3.2 Export and format data


TABLE OF CONTENTS
3.2.1. Get your data
The way you get your data is dependent on how the data was collected in the first place. For example:
- If data was collected from mobile data collection or other digital tools, you will need to download, export or pull data from an online server (for example, your Kobo Account). Make sure to choose a format for the download that is compatible with your analysis software so you will be able to use for analysis.
- If data was collected on paper-based surveys, you will first need to conduct data entry in a dedicated software, such as a spreadsheet on Excel.
Before editing your data, make sure to create a non-editable copy to avoid modification of the original dataset.

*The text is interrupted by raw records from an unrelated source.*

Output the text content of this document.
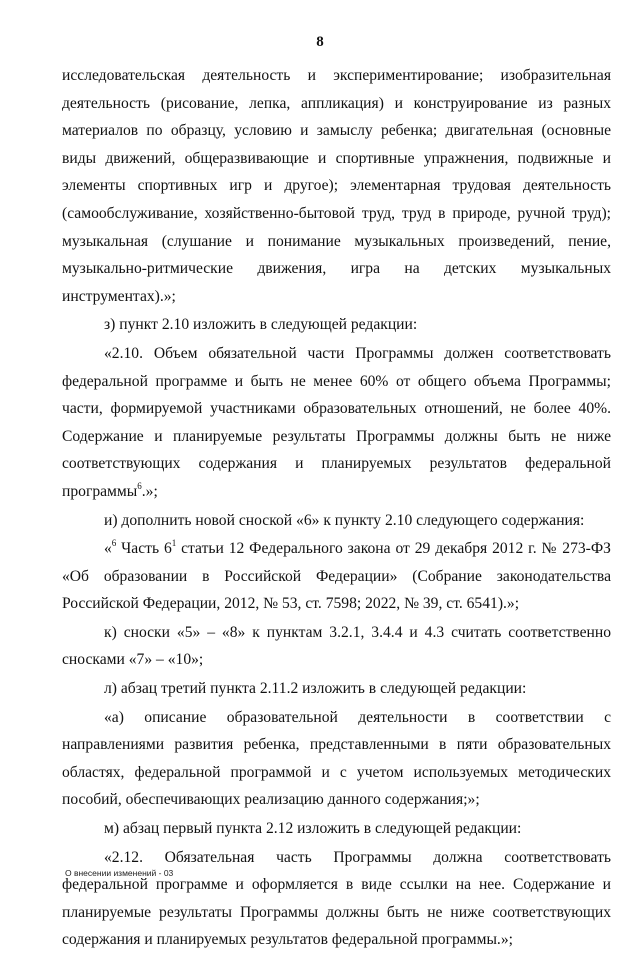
8

исследовательская деятельность и экспериментирование; изобразительная деятельность (рисование, лепка, аппликация) и конструирование из разных материалов по образцу, условию и замыслу ребенка; двигательная (основные виды движений, общеразвивающие и спортивные упражнения, подвижные и элементы спортивных игр и другое); элементарная трудовая деятельность (самообслуживание, хозяйственно-бытовой труд, труд в природе, ручной труд); музыкальная (слушание и понимание музыкальных произведений, пение, музыкально-ритмические движения, игра на детских музыкальных инструментах).»;

з) пункт 2.10 изложить в следующей редакции:

«2.10. Объем обязательной части Программы должен соответствовать федеральной программе и быть не менее 60% от общего объема Программы; части, формируемой участниками образовательных отношений, не более 40%. Содержание и планируемые результаты Программы должны быть не ниже соответствующих содержания и планируемых результатов федеральной программы$^6$.»;

и) дополнить новой сноской «6» к пункту 2.10 следующего содержания:

«$^6$ Часть $6^1$ статьи 12 Федерального закона от 29 декабря 2012 г. № 273-ФЗ «Об образовании в Российской Федерации» (Собрание законодательства Российской Федерации, 2012, № 53, ст. 7598; 2022, № 39, ст. 6541).»;

к) сноски «5» – «8» к пунктам 3.2.1, 3.4.4 и 4.3 считать соответственно сносками «7» – «10»;

л) абзац третий пункта 2.11.2 изложить в следующей редакции:

«а) описание образовательной деятельности в соответствии с направлениями развития ребенка, представленными в пяти образовательных областях, федеральной программой и с учетом используемых методических пособий, обеспечивающих реализацию данного содержания;»;

м) абзац первый пункта 2.12 изложить в следующей редакции:

«2.12. Обязательная часть Программы должна соответствовать федеральной программе и оформляется в виде ссылки на нее. Содержание и планируемые результаты Программы должны быть не ниже соответствующих содержания и планируемых результатов федеральной программы.»;

О внесении изменений - 03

The process can be replicated periodically when you do a lot of transformation of the data (so that you don’t start from scratch again if there is a major issue).
3.2.2. Put your data into a table format
To transform your dataset into a database, it is essential to ensure that the data is in a tabular format of rows and columns with the following characteristics:
- Data points (or subjects) must be transformed into a row with a unique identifier for each one. The data points are the unit of analysis from which the data collection sample was derived, i.e. one row represents one time a survey was filled-out. The data points of each row often represent an individual, household, or community, etc.
- A unique Identifier is usually a numeric/alphanumeric code that can be used to identify unique data points/subjects.
- Variables are transformed into columns. Variables usually signify each question that was asked in a survey0
- No cells should be merged.
- No ‘multiple answers’ in one cell0
- No “multiple answers” in a cell.
- No blank rows within the range.
A database design guide was produced by ACAPS in 2013, and can help you design your database.
How to practically manage these aspects in Excel? Check the Excel toolbox section about it (available in French).
3.2.3. Format your dataset
To easily read and use your dataset, it makes sense to ‘tidy’ it before cleaning the potential errors. Doing so will allow you to more easily visualize outliers, misspellings, duplications or other issues that need to later be cleaned. Here are a few things you can look at to tidy:
- Harmonize the font
- Align cells content (ex. Text align to left and number to right)
- Delete blank rows and columns
- Make sure your column names are clear, short and correct
- Delete useless spaces (How to do in Excel? - available in French)
While downloading data from MDC tools in Excel, it often happens that the format of cells is not well recognized. You should pay specific attention to cell format (ex. numeric field stored as text) to avoid later issues with analysis.